Exclusive: Senior ANZ officials were aware of suspicious transactions at Malaysian affiliate

ANZ is the single largest shareholder in the Malaysian bank AmBank. Source: AAP

Senior ANZ officials were aware of suspicious transactions going into the Malaysian Prime Minister’s accounts at their Malaysian affiliated bank, a source with intimate knowledge has told SBS News.

Prime Minister Najib Razak has been embroiled in scandal since reports first emerged in 2015 alleging $900 million siphoned from a Malaysian state investment fund was deposited into his personal bank accounts.

The Prime Minister's accounts were at the Malaysian bank AmBank, where Australian banking giant ANZ is the single largest shareholder.

ANZ’s 24 percent stake in AmBank, purchased in 2006, gives it the right to appoint key management positions at AmBank and the right to hold up to four seats on the 12 seat AmBank Board.

In total, it has been alleged that between January 2011 and April 2013 more than $1.4 billion (AUD) was deposited into Mr Najib’s personal bank accounts at AmBank.

It’s alleged the money in Mr Najib’s accounts was siphoned from the Malaysian state-investment fund 1Malaysia Development Berhard (1MDB). Mr Najib has denied any wrongdoing and has said the money in his accounts were donations from the Saudi Arabian royal family.

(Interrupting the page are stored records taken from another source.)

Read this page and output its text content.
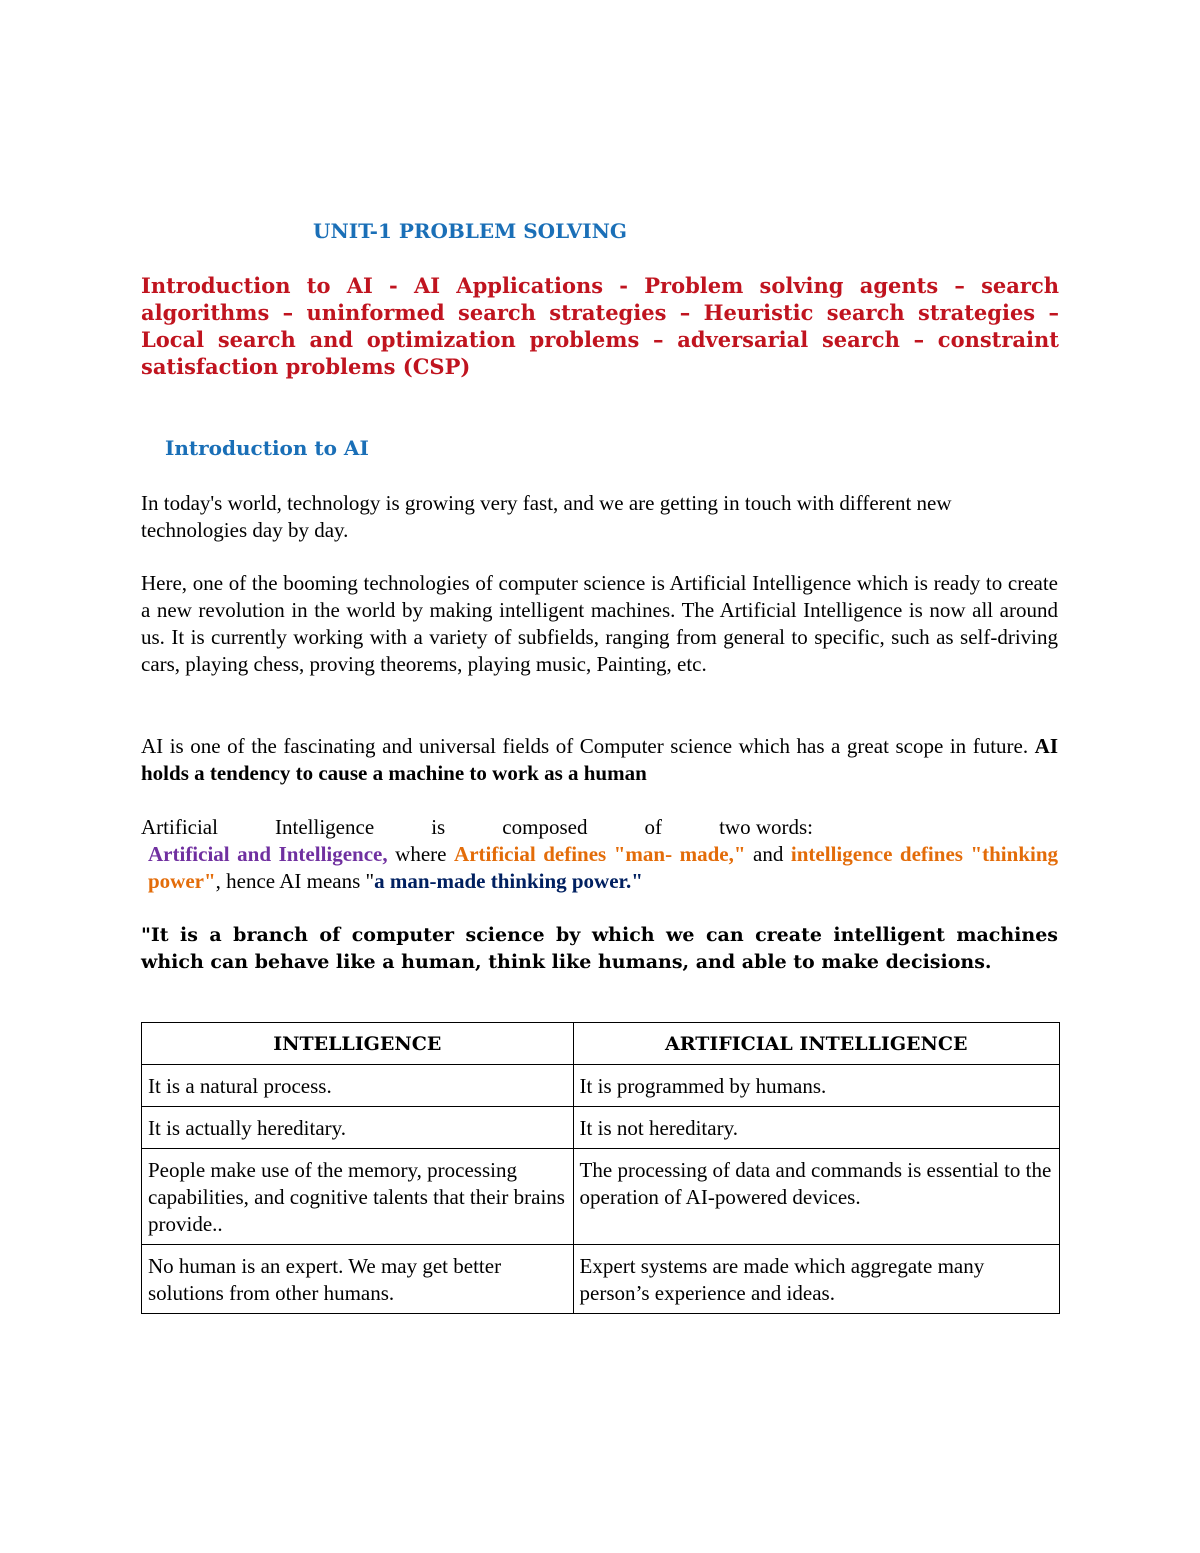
UNIT-1 PROBLEM SOLVING
Introduction to AI - AI Applications - Problem solving agents – search algorithms – uninformed search strategies – Heuristic search strategies – Local search and optimization problems – adversarial search – constraint satisfaction problems (CSP)
Introduction to AI

In today's world, technology is growing very fast, and we are getting in touch with different new technologies day by day.

Here, one of the booming technologies of computer science is Artificial Intelligence which is ready to create a new revolution in the world by making intelligent machines. The Artificial Intelligence is now all around us. It is currently working with a variety of subfields, ranging from general to specific, such as self-driving cars, playing chess, proving theorems, playing music, Painting, etc.

AI is one of the fascinating and universal fields of Computer science which has a great scope in future. AI holds a tendency to cause a machine to work as a human

Artificial	Intelligence	is	composed	of	two words:
Artificial and Intelligence, where Artificial defines "man- made," and intelligence defines "thinking power", hence AI means "a man-made thinking power."

"It is a branch of computer science by which we can create intelligent machines which can behave like a human, think like humans, and able to make decisions.

INTELLIGENCE	ARTIFICIAL INTELLIGENCE
It is a natural process.	It is programmed by humans.
It is actually hereditary.	It is not hereditary.
People make use of the memory, processing capabilities, and cognitive talents that their brains provide..	The processing of data and commands is essential to the operation of AI-powered devices.
No human is an expert. We may get better solutions from other humans.	Expert systems are made which aggregate many person’s experience and ideas.
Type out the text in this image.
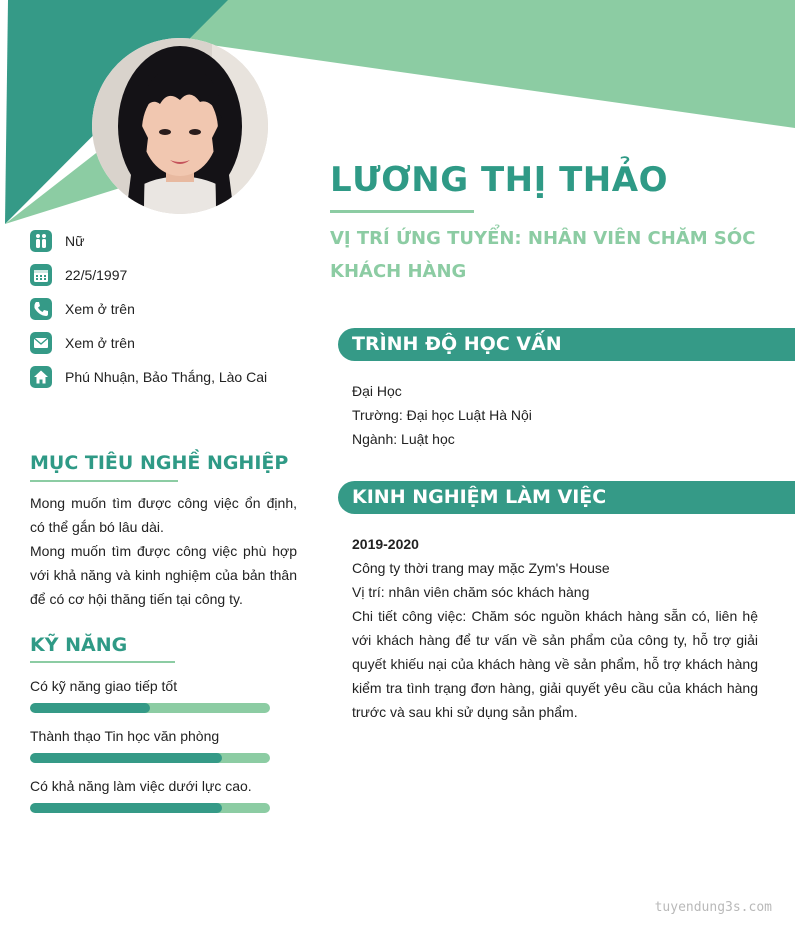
LƯƠNG THỊ THẢO
VỊ TRÍ ỨNG TUYỂN: NHÂN VIÊN CHĂM SÓC KHÁCH HÀNG
Nữ
22/5/1997
Xem ở trên
Xem ở trên
Phú Nhuận, Bảo Thắng, Lào Cai
MỤC TIÊU NGHỀ NGHIỆP

Mong muốn tìm được công việc ổn định, có thể gắn bó lâu dài.

Mong muốn tìm được công việc phù hợp với khả năng và kinh nghiệm của bản thân để có cơ hội thăng tiến tại công ty.

KỸ NĂNG
Có kỹ năng giao tiếp tốt
Thành thạo Tin học văn phòng
Có khả năng làm việc dưới lực cao.
TRÌNH ĐỘ HỌC VẤN
Đại Học
Trường: Đại học Luật Hà Nội
Ngành: Luật học
KINH NGHIỆM LÀM VIỆC
2019-2020
Công ty thời trang may mặc Zym's House
Vị trí: nhân viên chăm sóc khách hàng
Chi tiết công việc: Chăm sóc nguồn khách hàng sẵn có, liên hệ với khách hàng để tư vấn về sản phẩm của công ty, hỗ trợ giải quyết khiếu nại của khách hàng về sản phẩm, hỗ trợ khách hàng kiểm tra tình trạng đơn hàng, giải quyết yêu cầu của khách hàng trước và sau khi sử dụng sản phẩm.
tuyendung3s.com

In total it has been alleged more than $1.4 billion (AUD) was deposited into Mr Najib Razak’s personal bank accounts.
In total it has been alleged more than $1.4 billion (AUD) was deposited into Mr Najib Razak’s personal bank accounts.

When ANZ Chief Executive Shayne Elliott fronted a parliamentary inquiry in October last year he was questioned as to whether any ANZ staff or ANZ staff working on secondment at AmBank had done anything wrong. 

"AmBank has conducted those investigations. The allegations around AmBank revolve around a company called 1MDB. ANZ has had no relationship with that company. No employees of ANZ have had any involvement in that company or what has alleged to have happened at AmBank," Mr Elliott said. 

He added that when staff were seconded from ANZ to AmBank they were no longer ANZ employees, did not report back to ANZ and were only responsible to the AmBank Board. 

"Once those employees are seconded there, they essentially sever their ties with ANZ almost 100 per cent," Mr Elliott said. 

AmBank board "was briefed" on suspicious transactions

SBS News can reveal that the full AmBank board, which at the time included three senior ANZ officials, were briefed about the large transactions on multiple occasions between September 2014 and November 2014.

AmBank board members were briefed on the large transactions coming into the bank account of the Prime Minister, but were not aware of the source of the funds.

After the full board was briefed, AmBank’s then-Chief Executive Officer Ashok Ramamurthy, a former ANZ official seconded to AmBank, was instructed to formally report the large transactions to Malaysia’s banking regulator Bank Negara Malaysia.

SBS has contacted Bank Negara about when they became aware of the transactions. 

ANZ did not respond to questions from SBS News about the briefing to the AmBank board or what actions were taken following. 

In late 2015 AmBank was fined more than $16 million by the Malaysian banking regulator for non-compliance with anti-money laundering reporting obligations involving the account of an unnamed "politically exposed person". 

The allegations of millions in misappropriated funds in the Prime Minister’s accounts first emerged publically in The Wall Street Journal in July 2015.

Watch: Mahathir: Australia avoiding probe into Malaysian Corruption 


Earlier this year ANZ entered talks to sell its stake in AmBank as part of a merger between AmBank and another local Malaysian bank. ANZ's share is said to be worth roughly $1 billion AUD at current market price. 

However the merger talks collapsed and ANZ’s sale of its stake was scrapped.